Les cuisiniers de Laguiole, père et fils, ont depuis longtemps séduit la planète gastronomique, autant par la fidélité qu’ils vouent à leur territoire que par leurs créations.
Nécessité au départ, la cuisine est très vite devenue le fil conducteur d’une vie pour Michel Bras, guidé par sa gourmandise, son sens de la contemplation et son désir sans fin d’expérimentation. Habité par le territoire de l’Aubrac, il puise dans sa terre comme dans ses cieux une inspiration sans fin. Après avoir aiguisé sa cuisine auprès de sa mère au restaurant familial Lou Mazuc à Laguiole, il installe en 1992 le restaurant Le Suquet au sommet d’une colline dominant le village. Il initie une cuisine épurée, audacieuse, sincère, tournée vers la nature, avec cette envie d’en faire partager une vision contemporaine. Après avoir été reconnu comme un éclaireur par les chefs et gastronomes du monde entier, il laisse progressivement son fils ainé Sébastien tracer sa voie aux cuisines du Suquet. Il demeure à ses côtés afin de poursuivre leurs voyages culinaires qui les mènent à Paris et à Karuizawa au Japon.
Certaines créations de Michel Bras ont particulièrement marqué de leur empreinte le paysage gastronomique. Véritable feu d’artifice qui se renouvelle sans cesse au gré des saisons et des jours, le Gargouillou est une lecture intime de l’Aubrac. Amarante, bourrache blanche, ail rocambole, trèfle, moelle de chou-fleur, pois, cerfeuil tubéreux, mouron des oiseaux, radis rose, salsifis, tomate, cébette, cistre... et autres légumes, jeunes pousses, feuilles, fleurs, moelles, graines ou racines se mêlent, dans une architecture végétale, éclatante de saveurs et de couleurs. Ce plat, toujours servi au Suquet, près de son lieu de germination, résonne aujourd’hui comme un des plus beaux hommages à la nature.

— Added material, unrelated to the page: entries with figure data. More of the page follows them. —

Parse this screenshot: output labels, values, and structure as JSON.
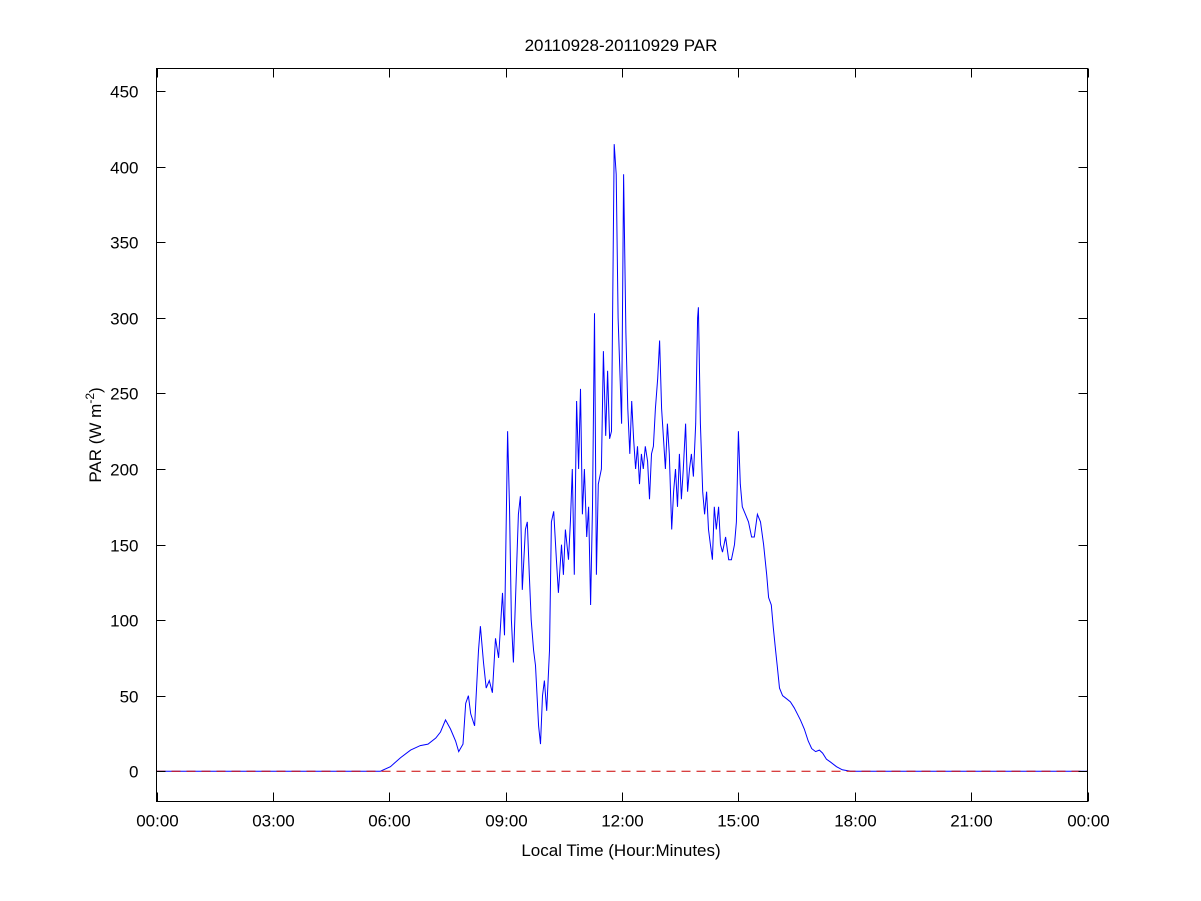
{
  "chart_data": {
    "type": "line",
    "title": "20110928-20110929 PAR",
    "xlabel": "Local Time (Hour:Minutes)",
    "ylabel": "PAR (W m-2)",
    "ylabel_parts": {
      "main": "PAR (W m",
      "sup": "-2",
      "end": ")"
    },
    "xlim": [
      0,
      24
    ],
    "ylim": [
      -20,
      465
    ],
    "x_ticks": [
      0,
      3,
      6,
      9,
      12,
      15,
      18,
      21,
      24
    ],
    "x_tick_labels": [
      "00:00",
      "03:00",
      "06:00",
      "09:00",
      "12:00",
      "15:00",
      "18:00",
      "21:00",
      "00:00"
    ],
    "y_ticks": [
      0,
      50,
      100,
      150,
      200,
      250,
      300,
      350,
      400,
      450
    ],
    "y_tick_labels": [
      "0",
      "50",
      "100",
      "150",
      "200",
      "250",
      "300",
      "350",
      "400",
      "450"
    ],
    "grid": false,
    "series": [
      {
        "name": "PAR",
        "color": "#0000ff",
        "style": "solid",
        "x": [
          0,
          5.77,
          6.03,
          6.29,
          6.55,
          6.8,
          7.0,
          7.2,
          7.32,
          7.45,
          7.58,
          7.71,
          7.79,
          7.9,
          7.97,
          8.04,
          8.1,
          8.2,
          8.3,
          8.35,
          8.43,
          8.5,
          8.58,
          8.66,
          8.74,
          8.82,
          8.92,
          8.97,
          9.05,
          9.1,
          9.15,
          9.2,
          9.25,
          9.33,
          9.38,
          9.43,
          9.51,
          9.56,
          9.61,
          9.66,
          9.72,
          9.77,
          9.85,
          9.9,
          9.95,
          10.0,
          10.06,
          10.13,
          10.18,
          10.24,
          10.31,
          10.36,
          10.44,
          10.49,
          10.54,
          10.62,
          10.67,
          10.72,
          10.77,
          10.83,
          10.88,
          10.93,
          10.98,
          11.03,
          11.09,
          11.14,
          11.19,
          11.24,
          11.29,
          11.34,
          11.39,
          11.47,
          11.52,
          11.58,
          11.63,
          11.68,
          11.73,
          11.8,
          11.85,
          11.9,
          11.95,
          11.99,
          12.04,
          12.1,
          12.15,
          12.2,
          12.25,
          12.3,
          12.35,
          12.4,
          12.45,
          12.5,
          12.55,
          12.6,
          12.66,
          12.71,
          12.76,
          12.81,
          12.86,
          12.92,
          12.97,
          13.02,
          13.07,
          13.12,
          13.17,
          13.22,
          13.28,
          13.33,
          13.38,
          13.43,
          13.48,
          13.53,
          13.58,
          13.64,
          13.69,
          13.74,
          13.79,
          13.84,
          13.9,
          13.95,
          13.97,
          14.02,
          14.08,
          14.13,
          14.18,
          14.23,
          14.28,
          14.33,
          14.38,
          14.43,
          14.49,
          14.54,
          14.59,
          14.67,
          14.75,
          14.82,
          14.9,
          14.95,
          15.0,
          15.05,
          15.1,
          15.18,
          15.26,
          15.34,
          15.41,
          15.49,
          15.57,
          15.65,
          15.73,
          15.78,
          15.85,
          15.9,
          15.96,
          16.0,
          16.06,
          16.14,
          16.24,
          16.34,
          16.44,
          16.52,
          16.6,
          16.7,
          16.8,
          16.89,
          16.99,
          17.09,
          17.17,
          17.27,
          17.38,
          17.53,
          17.68,
          17.89,
          24
        ],
        "y": [
          0,
          0,
          3,
          9,
          14,
          17,
          18,
          22,
          26,
          34,
          28,
          20,
          13,
          18,
          45,
          50,
          38,
          30,
          80,
          96,
          72,
          55,
          60,
          52,
          88,
          75,
          118,
          90,
          225,
          175,
          100,
          72,
          110,
          170,
          182,
          120,
          160,
          165,
          130,
          100,
          80,
          70,
          30,
          18,
          50,
          60,
          40,
          80,
          165,
          172,
          140,
          118,
          150,
          130,
          160,
          140,
          165,
          200,
          130,
          245,
          200,
          253,
          170,
          200,
          155,
          175,
          110,
          175,
          303,
          130,
          190,
          200,
          278,
          222,
          265,
          220,
          225,
          415,
          395,
          300,
          260,
          230,
          395,
          290,
          240,
          210,
          245,
          220,
          200,
          215,
          190,
          210,
          200,
          215,
          205,
          180,
          210,
          215,
          240,
          260,
          285,
          240,
          220,
          200,
          230,
          210,
          160,
          185,
          200,
          175,
          210,
          180,
          200,
          230,
          185,
          200,
          210,
          195,
          230,
          300,
          307,
          230,
          185,
          170,
          185,
          160,
          150,
          140,
          175,
          160,
          175,
          150,
          145,
          155,
          140,
          140,
          150,
          165,
          225,
          190,
          175,
          170,
          165,
          155,
          155,
          170,
          165,
          150,
          130,
          115,
          110,
          95,
          80,
          70,
          55,
          50,
          48,
          46,
          42,
          38,
          34,
          28,
          20,
          15,
          13,
          14,
          12,
          8,
          6,
          3,
          1,
          0,
          0
        ]
      },
      {
        "name": "zero-line",
        "color": "#cc0000",
        "style": "dashed",
        "x": [
          0,
          24
        ],
        "y": [
          0,
          0
        ]
      }
    ]
  }
}
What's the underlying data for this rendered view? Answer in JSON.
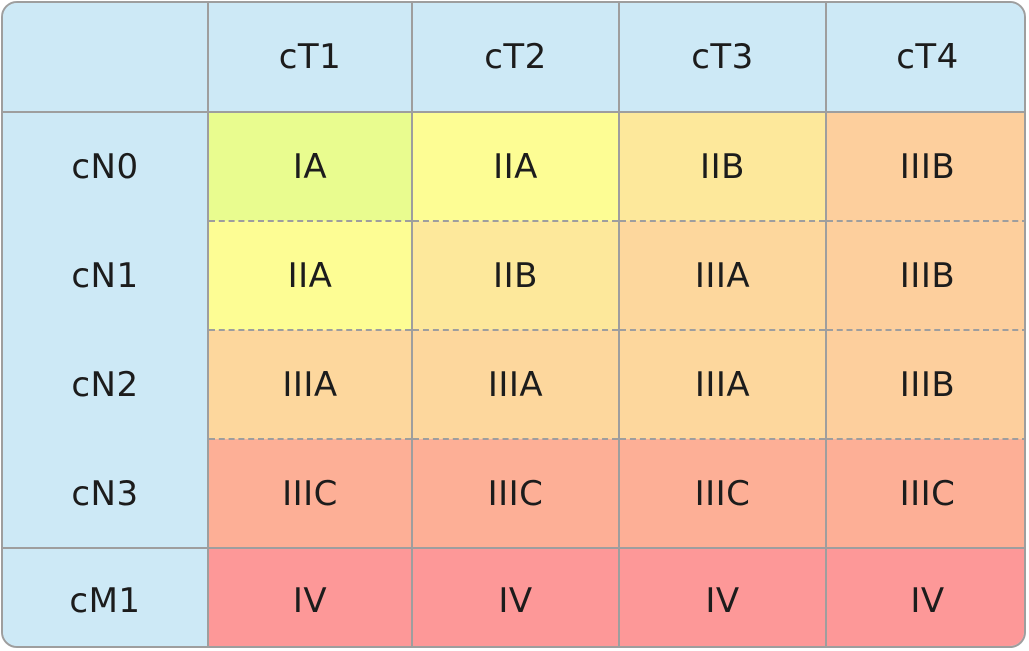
{
  "columns": [
    "cT1",
    "cT2",
    "cT3",
    "cT4"
  ],
  "rows": [
    {
      "label": "cN0",
      "cells": [
        "IA",
        "IIA",
        "IIB",
        "IIIB"
      ]
    },
    {
      "label": "cN1",
      "cells": [
        "IIA",
        "IIB",
        "IIIA",
        "IIIB"
      ]
    },
    {
      "label": "cN2",
      "cells": [
        "IIIA",
        "IIIA",
        "IIIA",
        "IIIB"
      ]
    },
    {
      "label": "cN3",
      "cells": [
        "IIIC",
        "IIIC",
        "IIIC",
        "IIIC"
      ]
    },
    {
      "label": "cM1",
      "cells": [
        "IV",
        "IV",
        "IV",
        "IV"
      ]
    }
  ],
  "colors": {
    "header": "#cde9f6",
    "border": "#9e9e9e",
    "stages": {
      "IA": "#e9fc8f",
      "IIA": "#fdfd94",
      "IIB": "#fde89b",
      "IIIA": "#fdd79d",
      "IIIB": "#fdcf9d",
      "IIIC": "#fdaf96",
      "IV": "#fd9898"
    }
  }
}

Le coulant au chocolat inventé par Michel Bras dès 1981 connaît aujourd’hui encore un succès planétaire. Inspiré par un chocolat chaud avec les siens au retour d’une froide journée de ski de fond, le cuisinier est parvenu à cette prouesse après deux ans de recherche. Ce mystérieux cylindre de biscuit retenant une coulée de lave chocolatée prête à s’échapper dès la première cuillérée, suscite toujours surprise et gourmandise. Sébastien honore aujourd’hui encore cette audace par mille interprétations salées et sucrées toujours aussi magiques, qui pourront être dégustées, tout comme l’original, à la Halle aux grains.
La cuisine a toujours été pour Sébastien un terrain de jeu naturel. Cet enfant, bercé par les bruits des casseroles et les effluves des bouillons qui se faufilaient jusqu’à sa chambre située au-dessus des cuisines, a fait ses gammes au piano familial dès le plus jeune âge. Pas le temps pour Sébastien de prendre le sien, il rejoint vite son père dès l’ouverture du Suquet. Père et fils tissent alors cette relation de confiance et parfois de défiance mais sont conscients qu’ils partagent une même vision et sensibilité, celle d’une cuisine hors-sol, mais plein champ, façonnée par un territoire et pétrie de générosité. Il dirige seul les cuisines du restaurant depuis 2009 pour y inventer une « cuisine de l’instant » spontanée, vivante, sensuelle, qui touche le cœur plus que la tête.
Leur sensibilité à la création a toujours conduit Michel et Sébastien à se tourner vers des lieux à l’expression architecturale et artistique forte. Ils ont bâti au Suquet un vaisseau de verre, de pierre et de lumière avec audace dès le début des années 1990. À Millau, Rodez ou Karuizawa, leur cuisine côtoie les œuvres de Norman Foster, RCR Arquitectes, Pierre Soulages et Kengo Kuma.
L’invitation de François Pinault à la Bourse de Commerce s’inscrit avec justesse dans cette histoire. « L’architecture légère de Tadao Ando va délicatement frôler celle de la Bourse de Commerce, l’histoire et l’art contemporain vont se mêler. C’est un lieu inspirant, qui donne du souffle. » confie Michel Bras.